セルジーンはジュノ株主に1株につき87ドルを支払う。これは、米紙ウォール・ストリート・ジャーナルが買収交渉を報じた前日(16日)の終値を91%上回る水準。セルジーンはすでにジュノの発行済み株式の9.7%を保有している。セルジーンは売り上げの柱である血液がんの治療薬「レブラミド」が特許切れを迎える前に、製品群を拡充する必要があった。

ジュノが先行するCAR-T細胞療法は、患者自身の免疫細胞にがん細胞を攻撃する遺伝子を組み込んで使う治療法で、血液のがんを対象にした治験で非常に高い効果が出たことで知られる。
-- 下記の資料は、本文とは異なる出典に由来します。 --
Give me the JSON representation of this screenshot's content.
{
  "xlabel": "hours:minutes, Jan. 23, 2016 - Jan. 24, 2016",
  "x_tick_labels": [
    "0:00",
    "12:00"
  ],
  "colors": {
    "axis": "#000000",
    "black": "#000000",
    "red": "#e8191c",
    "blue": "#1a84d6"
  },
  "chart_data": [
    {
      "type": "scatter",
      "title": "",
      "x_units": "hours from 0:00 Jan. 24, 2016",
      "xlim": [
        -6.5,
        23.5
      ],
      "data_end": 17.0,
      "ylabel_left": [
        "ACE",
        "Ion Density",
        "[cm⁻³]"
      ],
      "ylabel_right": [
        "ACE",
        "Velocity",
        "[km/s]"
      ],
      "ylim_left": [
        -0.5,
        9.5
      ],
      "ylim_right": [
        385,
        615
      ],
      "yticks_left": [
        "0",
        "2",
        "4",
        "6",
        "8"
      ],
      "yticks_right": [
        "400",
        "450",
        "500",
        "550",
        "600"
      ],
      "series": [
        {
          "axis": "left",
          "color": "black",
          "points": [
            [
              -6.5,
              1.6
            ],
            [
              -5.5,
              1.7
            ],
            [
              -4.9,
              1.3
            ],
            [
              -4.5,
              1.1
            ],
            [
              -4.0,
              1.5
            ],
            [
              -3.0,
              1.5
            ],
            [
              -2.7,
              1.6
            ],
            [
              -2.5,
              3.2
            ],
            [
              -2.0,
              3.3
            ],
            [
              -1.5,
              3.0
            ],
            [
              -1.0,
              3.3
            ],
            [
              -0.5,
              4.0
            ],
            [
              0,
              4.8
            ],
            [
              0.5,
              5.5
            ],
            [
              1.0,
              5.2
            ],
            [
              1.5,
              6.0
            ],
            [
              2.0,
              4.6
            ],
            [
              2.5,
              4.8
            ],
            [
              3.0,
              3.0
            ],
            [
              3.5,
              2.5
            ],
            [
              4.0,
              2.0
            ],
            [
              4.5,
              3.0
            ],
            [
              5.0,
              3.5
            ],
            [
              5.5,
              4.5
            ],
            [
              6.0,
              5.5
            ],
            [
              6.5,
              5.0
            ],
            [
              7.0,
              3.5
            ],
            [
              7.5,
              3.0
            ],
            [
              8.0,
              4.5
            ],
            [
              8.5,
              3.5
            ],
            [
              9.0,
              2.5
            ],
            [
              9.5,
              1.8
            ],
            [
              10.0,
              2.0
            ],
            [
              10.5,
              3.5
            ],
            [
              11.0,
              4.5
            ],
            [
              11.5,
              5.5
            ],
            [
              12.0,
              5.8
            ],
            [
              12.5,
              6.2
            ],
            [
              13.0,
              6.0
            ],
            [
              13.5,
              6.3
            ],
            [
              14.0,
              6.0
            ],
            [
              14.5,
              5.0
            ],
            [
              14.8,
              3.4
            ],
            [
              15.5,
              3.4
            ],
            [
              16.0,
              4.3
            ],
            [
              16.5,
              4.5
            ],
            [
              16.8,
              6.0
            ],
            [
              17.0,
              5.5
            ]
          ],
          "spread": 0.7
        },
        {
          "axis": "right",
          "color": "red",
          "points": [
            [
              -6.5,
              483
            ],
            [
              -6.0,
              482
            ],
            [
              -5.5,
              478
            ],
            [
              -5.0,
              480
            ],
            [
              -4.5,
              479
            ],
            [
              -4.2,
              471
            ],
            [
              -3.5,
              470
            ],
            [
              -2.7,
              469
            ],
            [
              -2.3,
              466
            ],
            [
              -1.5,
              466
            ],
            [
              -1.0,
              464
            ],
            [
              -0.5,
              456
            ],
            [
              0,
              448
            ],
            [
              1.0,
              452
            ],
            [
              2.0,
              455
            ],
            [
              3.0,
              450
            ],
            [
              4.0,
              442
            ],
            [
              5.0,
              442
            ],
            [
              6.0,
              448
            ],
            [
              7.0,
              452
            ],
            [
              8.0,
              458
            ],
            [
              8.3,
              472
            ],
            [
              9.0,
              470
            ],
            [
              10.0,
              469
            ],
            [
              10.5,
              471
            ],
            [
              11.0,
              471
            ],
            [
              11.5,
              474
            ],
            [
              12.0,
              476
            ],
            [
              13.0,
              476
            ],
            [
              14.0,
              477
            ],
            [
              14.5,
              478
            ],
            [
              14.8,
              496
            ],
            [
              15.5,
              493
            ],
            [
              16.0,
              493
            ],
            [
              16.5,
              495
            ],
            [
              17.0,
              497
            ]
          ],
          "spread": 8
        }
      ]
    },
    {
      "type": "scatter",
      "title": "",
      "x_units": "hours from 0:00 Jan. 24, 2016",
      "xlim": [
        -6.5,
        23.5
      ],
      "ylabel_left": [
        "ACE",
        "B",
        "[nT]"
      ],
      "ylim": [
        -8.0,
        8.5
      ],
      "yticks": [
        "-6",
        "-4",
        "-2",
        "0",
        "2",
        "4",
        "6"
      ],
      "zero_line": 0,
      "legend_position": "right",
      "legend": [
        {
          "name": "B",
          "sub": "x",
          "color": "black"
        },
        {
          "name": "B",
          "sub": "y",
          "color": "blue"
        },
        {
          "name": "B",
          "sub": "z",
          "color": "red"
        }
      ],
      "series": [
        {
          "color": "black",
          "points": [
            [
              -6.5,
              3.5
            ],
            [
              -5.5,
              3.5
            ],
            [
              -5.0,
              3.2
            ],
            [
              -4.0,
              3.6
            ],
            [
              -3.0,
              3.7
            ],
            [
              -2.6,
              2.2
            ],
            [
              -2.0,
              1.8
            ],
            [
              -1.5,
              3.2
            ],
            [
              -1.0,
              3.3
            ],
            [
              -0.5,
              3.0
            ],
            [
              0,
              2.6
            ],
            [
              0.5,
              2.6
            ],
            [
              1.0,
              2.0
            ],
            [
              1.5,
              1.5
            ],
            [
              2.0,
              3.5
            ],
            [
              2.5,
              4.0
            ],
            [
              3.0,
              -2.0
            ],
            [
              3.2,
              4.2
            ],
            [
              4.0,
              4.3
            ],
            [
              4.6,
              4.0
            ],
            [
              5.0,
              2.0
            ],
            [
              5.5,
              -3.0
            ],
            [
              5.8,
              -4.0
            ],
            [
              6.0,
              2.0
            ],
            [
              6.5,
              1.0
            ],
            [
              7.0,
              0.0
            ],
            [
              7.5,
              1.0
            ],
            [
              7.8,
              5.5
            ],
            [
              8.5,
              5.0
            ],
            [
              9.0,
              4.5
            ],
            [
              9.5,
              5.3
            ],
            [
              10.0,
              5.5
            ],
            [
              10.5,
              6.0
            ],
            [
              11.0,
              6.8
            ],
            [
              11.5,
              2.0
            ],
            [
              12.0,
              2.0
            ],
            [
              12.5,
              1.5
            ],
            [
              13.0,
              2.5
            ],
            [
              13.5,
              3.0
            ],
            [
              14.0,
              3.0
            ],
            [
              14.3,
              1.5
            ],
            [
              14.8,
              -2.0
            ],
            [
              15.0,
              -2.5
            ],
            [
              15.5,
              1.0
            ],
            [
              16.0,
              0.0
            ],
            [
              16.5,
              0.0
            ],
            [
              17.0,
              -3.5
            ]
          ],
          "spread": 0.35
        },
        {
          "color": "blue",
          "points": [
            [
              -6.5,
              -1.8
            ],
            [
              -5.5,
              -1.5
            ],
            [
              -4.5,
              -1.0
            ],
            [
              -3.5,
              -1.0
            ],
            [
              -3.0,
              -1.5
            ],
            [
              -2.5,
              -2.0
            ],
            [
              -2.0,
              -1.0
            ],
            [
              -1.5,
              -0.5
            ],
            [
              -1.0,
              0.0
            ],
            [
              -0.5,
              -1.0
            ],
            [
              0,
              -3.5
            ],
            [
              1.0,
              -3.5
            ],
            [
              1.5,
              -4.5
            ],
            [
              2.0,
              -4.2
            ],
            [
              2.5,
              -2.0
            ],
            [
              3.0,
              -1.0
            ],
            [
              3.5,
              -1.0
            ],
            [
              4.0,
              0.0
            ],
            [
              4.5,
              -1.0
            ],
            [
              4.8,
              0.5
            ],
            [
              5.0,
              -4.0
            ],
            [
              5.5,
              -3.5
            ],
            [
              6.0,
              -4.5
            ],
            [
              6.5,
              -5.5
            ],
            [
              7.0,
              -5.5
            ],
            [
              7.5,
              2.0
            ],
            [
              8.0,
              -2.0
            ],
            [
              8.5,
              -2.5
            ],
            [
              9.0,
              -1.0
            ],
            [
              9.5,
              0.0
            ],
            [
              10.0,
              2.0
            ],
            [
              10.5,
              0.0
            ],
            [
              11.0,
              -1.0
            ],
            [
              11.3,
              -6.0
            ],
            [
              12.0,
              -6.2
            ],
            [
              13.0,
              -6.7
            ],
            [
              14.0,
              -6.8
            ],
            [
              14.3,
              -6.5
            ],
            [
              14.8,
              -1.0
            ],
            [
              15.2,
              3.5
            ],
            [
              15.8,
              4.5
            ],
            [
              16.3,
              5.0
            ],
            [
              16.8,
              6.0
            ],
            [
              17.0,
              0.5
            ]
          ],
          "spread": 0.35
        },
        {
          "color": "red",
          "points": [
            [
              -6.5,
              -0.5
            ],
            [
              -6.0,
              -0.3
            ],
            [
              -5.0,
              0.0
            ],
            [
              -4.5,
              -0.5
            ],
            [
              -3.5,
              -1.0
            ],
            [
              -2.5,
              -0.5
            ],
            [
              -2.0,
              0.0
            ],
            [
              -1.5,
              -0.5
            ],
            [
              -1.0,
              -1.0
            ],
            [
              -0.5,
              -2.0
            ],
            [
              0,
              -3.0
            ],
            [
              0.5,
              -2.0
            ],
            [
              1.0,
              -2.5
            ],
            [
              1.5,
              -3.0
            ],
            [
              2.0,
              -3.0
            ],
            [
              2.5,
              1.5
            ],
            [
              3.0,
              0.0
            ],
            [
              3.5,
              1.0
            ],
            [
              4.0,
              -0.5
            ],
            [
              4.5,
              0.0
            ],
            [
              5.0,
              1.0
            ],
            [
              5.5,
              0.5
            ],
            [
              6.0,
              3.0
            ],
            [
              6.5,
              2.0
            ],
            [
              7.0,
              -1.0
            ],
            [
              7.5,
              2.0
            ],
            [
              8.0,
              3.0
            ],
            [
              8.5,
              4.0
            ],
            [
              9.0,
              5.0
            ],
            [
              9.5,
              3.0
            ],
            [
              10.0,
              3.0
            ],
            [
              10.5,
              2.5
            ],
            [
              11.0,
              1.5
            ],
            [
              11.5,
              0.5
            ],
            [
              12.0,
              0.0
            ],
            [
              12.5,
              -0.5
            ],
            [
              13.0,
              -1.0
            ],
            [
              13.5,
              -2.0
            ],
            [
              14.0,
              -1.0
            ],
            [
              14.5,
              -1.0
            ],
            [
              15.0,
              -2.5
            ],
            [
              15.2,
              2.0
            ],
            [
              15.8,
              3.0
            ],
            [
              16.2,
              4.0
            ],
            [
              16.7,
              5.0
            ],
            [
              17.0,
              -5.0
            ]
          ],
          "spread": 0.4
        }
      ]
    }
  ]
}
血液以外のがんでも効果が出れば、将来は大きな成長が見込める。

セルジーン幹部は22日のアナリスト向けの買収説明会で、乳がんや肺がんなど血液以外のがんへの適用について「謙虚な思いを持ちながらも信じている」と語った。さらに、今後も積極的に買収を続ける方針を示した。

バイオ医薬品業界ではM&A(合併・買収)が勢いづいている。仏製薬大手サノフィも22日、血友病治療薬を手がける米バイオベラティブを116億ドルで発表した。多くの製薬会社が看板商品の特許が切れる前に、新薬の権利を取得するために買収を仕掛けている。